Simultaneously, globalization tries to—in a restricted sense—unify the economic world. Understandably, by the way economy affects the life of people, globalization is not only an economic phenomenon, but it has serious political and cultural aspects too [3], [4]. Global cultural trends and news propagate through the various channels of international communication and the global market of mass media. One of the main platforms of globalized communication is the Internet. On it, beside the usual communication of opinion formers and news agencies, a new, more direct channel appeared by the rise of social networks like Facebook or Twitter. It is a good question if these networks, by getting their users closer to each other, can ease regional conflicts or not. On the other hand, communities formed around specific topics, personalities or interests, e.g. the followers of leaders (like the Pope, the Dalai Lama or various personalities of pop culture or politics) are actively participating in the conversations on a daily basis.
This can be exploited in the following way. We know that the system of interacting people is governed by economic, political and social forces. It is far from its equilibrium state and its evolution is constrained by many factors. By contrast, the communities formed in the free environment of an online social platform can be regarded as ones that represent an inherent partitioning of the system of its users—i.e. one built from the ‘bottom up’ and is able to change quickly. Thus it is interesting to study the self-formed communities of cybercitizens that can be projected into the geographical space. Their revealed patterns and boundaries as compared to the administrative borders can highlight friction or connectedness beyond the present geo-political organization of our world.

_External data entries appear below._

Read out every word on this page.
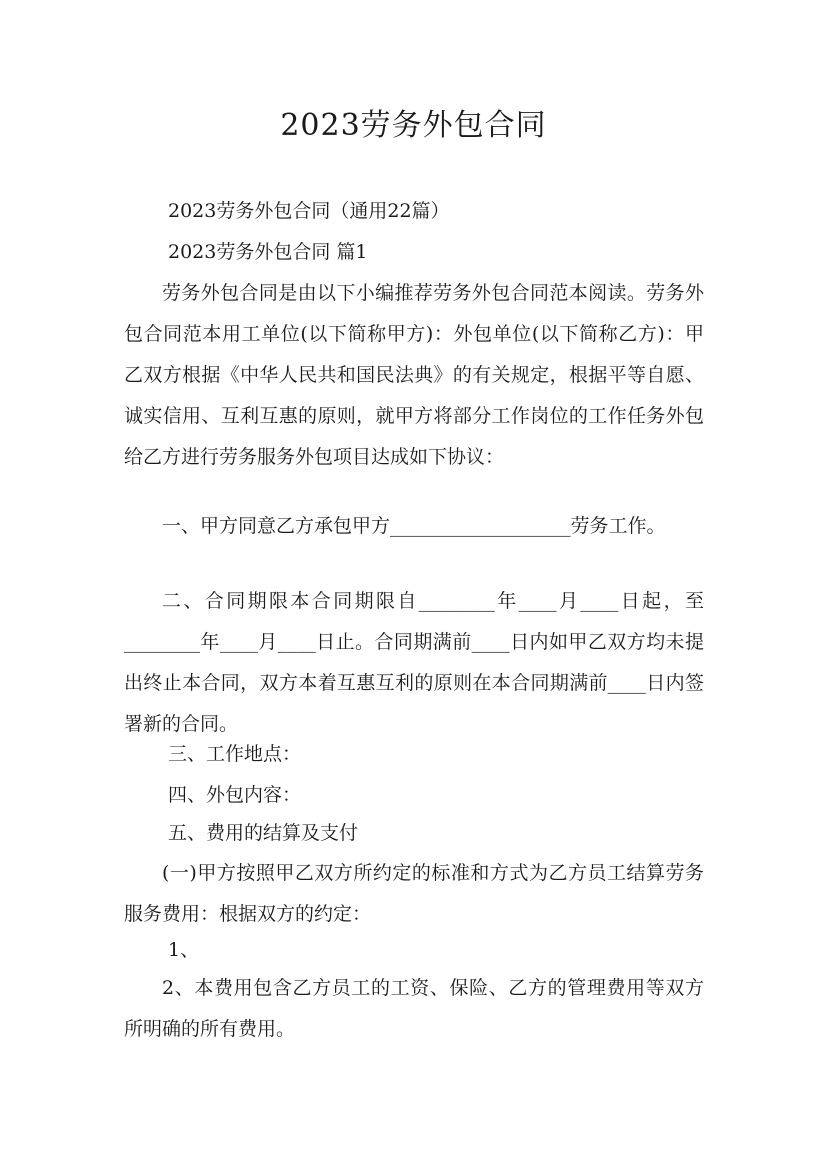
2023劳务外包合同

2023劳务外包合同（通用22篇）

2023劳务外包合同 篇1

劳务外包合同是由以下小编推荐劳务外包合同范本阅读。劳务外包合同范本用工单位(以下简称甲方)：外包单位(以下简称乙方)：甲乙双方根据《中华人民共和国民法典》的有关规定，根据平等自愿、诚实信用、互利互惠的原则，就甲方将部分工作岗位的工作任务外包给乙方进行劳务服务外包项目达成如下协议：

一、甲方同意乙方承包甲方___________________劳务工作。

二、合同期限本合同期限自________年____月____日起，至________年____月____日止。合同期满前____日内如甲乙双方均未提出终止本合同，双方本着互惠互利的原则在本合同期满前____日内签署新的合同。

三、工作地点：

四、外包内容：

五、费用的结算及支付

(一)甲方按照甲乙双方所约定的标准和方式为乙方员工结算劳务服务费用：根据双方的约定：

1、

2、本费用包含乙方员工的工资、保险、乙方的管理费用等双方所明确的所有费用。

Recently in [5] and [6] the authors analyzed telephone call activity data in order to answer the following question: “Do regional boundaries defined by governments respect the more natural ways that people interact across space?” Their method consisted of the inference of a spatially embedded aggregated network and the partitioning of the graph based solely on topological information. Surprisingly, the clusters showed compact forms in space that were in high agreement with the administrative boundaries of Great Britain, France, Belgium, Italy, Portugal, Ivory Coast and Saudi Arabia. While such rich data set can reflect the connectedness by telephone calls at a high level of accuracy through the measurement of everyday communication between people it is not without limitations. First, typically coming from a single operator of communication services, despite a high spatial resolution the geographic coverage is limited to small or medium scale territories, such as cities or single countries. Another disadvantage of such databases is their inaccessibility for the general research community. Usually they are not freely available and their use is restricted by varying privacy regulations.
This is why, up until now, it was not possible to carry out such analysis on large-scale geographic regions. Contrary to previous studies usually presenting results on the level of cities or single countries, the above mentioned questions of cultural and political conflicts and opposing globalizing interests require the collection and study of social ties with extensive geographic coverage.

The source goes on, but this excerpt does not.